People recovering from a major car crash often have a long road ahead of them. Even treatable injuries like broken bones lead to months of limited function. Injured people often need to take time away from work, and they may end up struggling to cover their costs in the meantime.
When it is clear that another driver was at fault for the crash, an injured person can pursue an insurance claim. Insurance compensation can replace lost wages, pay for medical care and help repair or replace a vehicle. Frequently, the claims process lasts for months as people submit invoices to insurance professionals and wait for payments.
In some cases, the process is much faster because the insurance company offers a lump-sum settlement. Enthusiasm about a faster claims process can lead to people accepting a settlement that might not be reasonable given their losses. The following are some of the warning signs that a settlement is too low.
The amount is below policy limits
Particularly in cases involving significant injuries and lost income, the total amount of insurance coverage available might be lower than the losses generated by the crash. In such cases, injured parties may receive the maximum amount of compensation available based on the policy limits. If the settlement offer is clearly lower than the maximum amount of coverage available, that is a warning sign of an unfair settlement.
The offer only reflects current expenses
Sometimes, a settlement offer seems reasonable initially. The injured party may look at their current medical bills and repair invoices. The amount offered may match the sum of those expenses. While that may seem reasonable at first, the potential for ongoing expenses is an important consideration. From the diminished resale value of the vehicle and future medical expenses to long-term losses caused by reduced earning potential, there are future expenses that can drastically alter the financial impact of a collision.

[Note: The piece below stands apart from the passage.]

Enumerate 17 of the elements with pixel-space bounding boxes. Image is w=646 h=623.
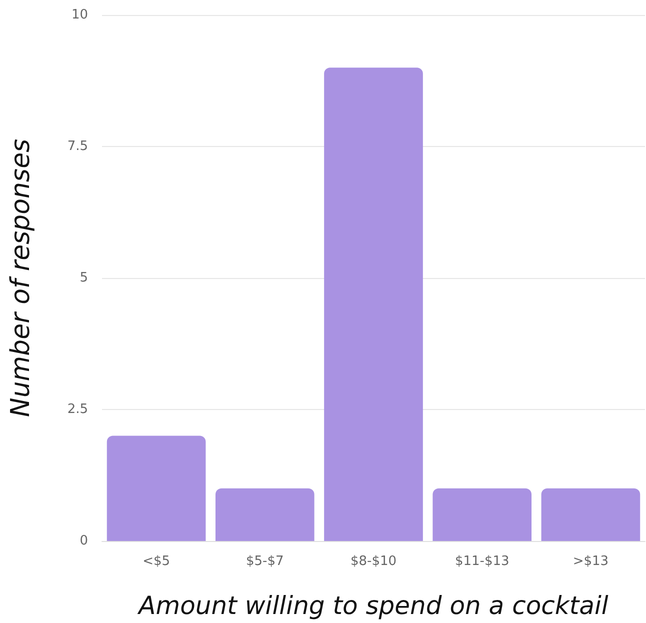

The insurance professional refuses to communicate
One of the more common negotiation tactics utilized by insurance professionals involves stonewalling. They limit communications or refuse to respond to inquiries made by claimants. The goal is to frustrate the other party into giving up and accepting whatever terms the insurance company offers. In cases where an insurance professional isn’t responsive to questions about what seems like a low settlement or where they refuse to negotiate, there may be reason to worry about them trying to manipulate the claims process.
People who have assistance when seeking insurance compensation after a significant car crash may have a better chance of obtaining a favorable outcome than those who manage the entire process on their own behalf. Recognizing the warning signs of an insufficient settlement can help people understand when they might be in particular need of support.